Correction to the Current Report No. 43/2020 of ATM S.A.
Current report 43/2020 correction submitted on 17.10.2020 at 18:20
Legal basis: Article 17 (1) MAR – confidential information
The Management Board of ATM S.A. with its registered office in Warsaw hereby submits a correction to the Current Report No. 43/2020 dated October 17, 2020. The correction concerns the clarification of information included in the original report.
Content of the report before correction:
Acting on the basis of Art. 17 (1) of the MAR Regulation, the Management Board of ATM S.A. (“Issuer”) informs that on October 17, 2020 it received a joint notification from MCI Capital Towarzystwo Funduszy Inwestycyjnych S.A., acting on behalf of MCI. Privateventures Fundusz Inwestycyjny Zamknięty – Subfund MCI.Euroventures 1.0 (“MCI”), AMC Capital IV Albatros S.A R.L (“AMC”) and Terve Bidco S.à r.l. (“Buyer”) about concluding by MCI, AMC and the Buyer a preliminary agreement providing for, among others: (i) sale by MCI 606,438 shares in the Issuer’s share capital to the Buyer; (ii) sale by MCI 596,278 shares in the share capital of AAW III sp. z o.o., being the Issuer’s majority shareholder, holding 98.33% of shares in the Issuer’s share capital (“AAW”), to the Buyer; and (iii) sale by AMC of 199,821 shares in the share capital of AAW to the Buyer (“Transaction”).

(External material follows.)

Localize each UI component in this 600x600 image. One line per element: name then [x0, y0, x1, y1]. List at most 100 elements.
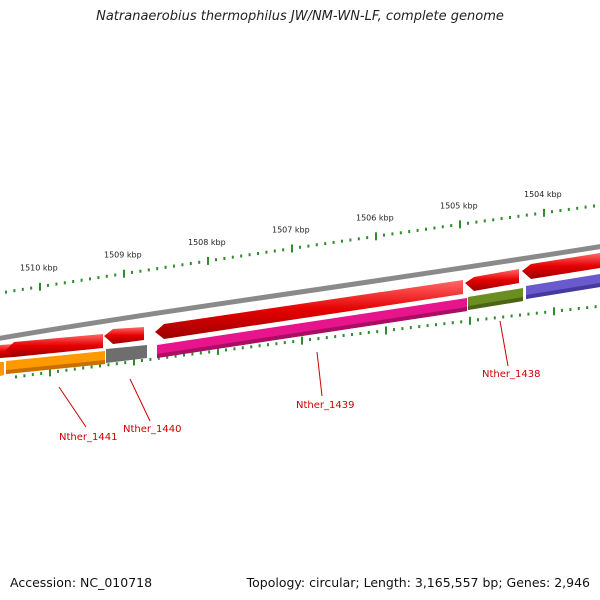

According to the notification, the closing of the Transaction depends, among other things, on obtaining a decision of the President of the Office of Competition and Consumer Protection approving the concentration.
As a result of concluding the agreements promised in the performance of the Preliminary Agreement (after the conditions precedent to the Transaction have been fulfilled), the Buyer will acquire 100% of shares in the share capital of AAW and directly 606,438 shares in the share capital of the Issuer (i.e. 1.67% of all shares of the Issuer as of the date of this current report) and indirectly (through AAW) 98.33% of the Issuer’s shares.
Content of the report after correction:
Acting on the basis of Art. 17 (1) of the MAR Regulation, the Management Board of ATM S.A. (“Issuer”) informs that on October 17, 2020 it received a joint notification from MCI.PrivateVentures FIZ – MCI.EuroVentures 1.0 sub-fund (“MCI”), AMC Capital IV Albatros S.A. R.L. (“AMC”) and Terve Bidco S.à r.l Buyer”), from which it follows that MCI and AMC, which are shareholders of AAW III sp. z o.o. (the “Majority Shareholder”), which holds 35,736,906 bearer shares of the Issuer representing 98.33% of the Issuer’s share capital, and the Buyer concluded a preliminary sale agreement concerning the purchase of 100% of shares in the Majority Shareholder and the purchase of 606,438 bearer shares of the Issuer representing 1.67% of the Issuer’s share capital by the Buyer (the “Transaction”).
According to the notification, the closing of the Transaction depends, among other things, on obtaining a decision of the President of the Office of Competition and Consumer Protection approving the concentration constituting the Transaction and obtaining statements of selected customers of the Issuer confirming that the Transaction will not lead to the termination of existing agreements with such customers.
The notice also indicates that, where applicable, after the closing of a Transaction, the parties will make a notification to that effect in accordance with the provisions of Art. 69 and subsequent of the Act of 29 July 2005 on Public Offering, Conditions Governing the Introduction of Financial Instruments to Organised Trading, and Public Companies, and will perform other disclosure obligations in accordance with the requirements of the relevant provisions of law.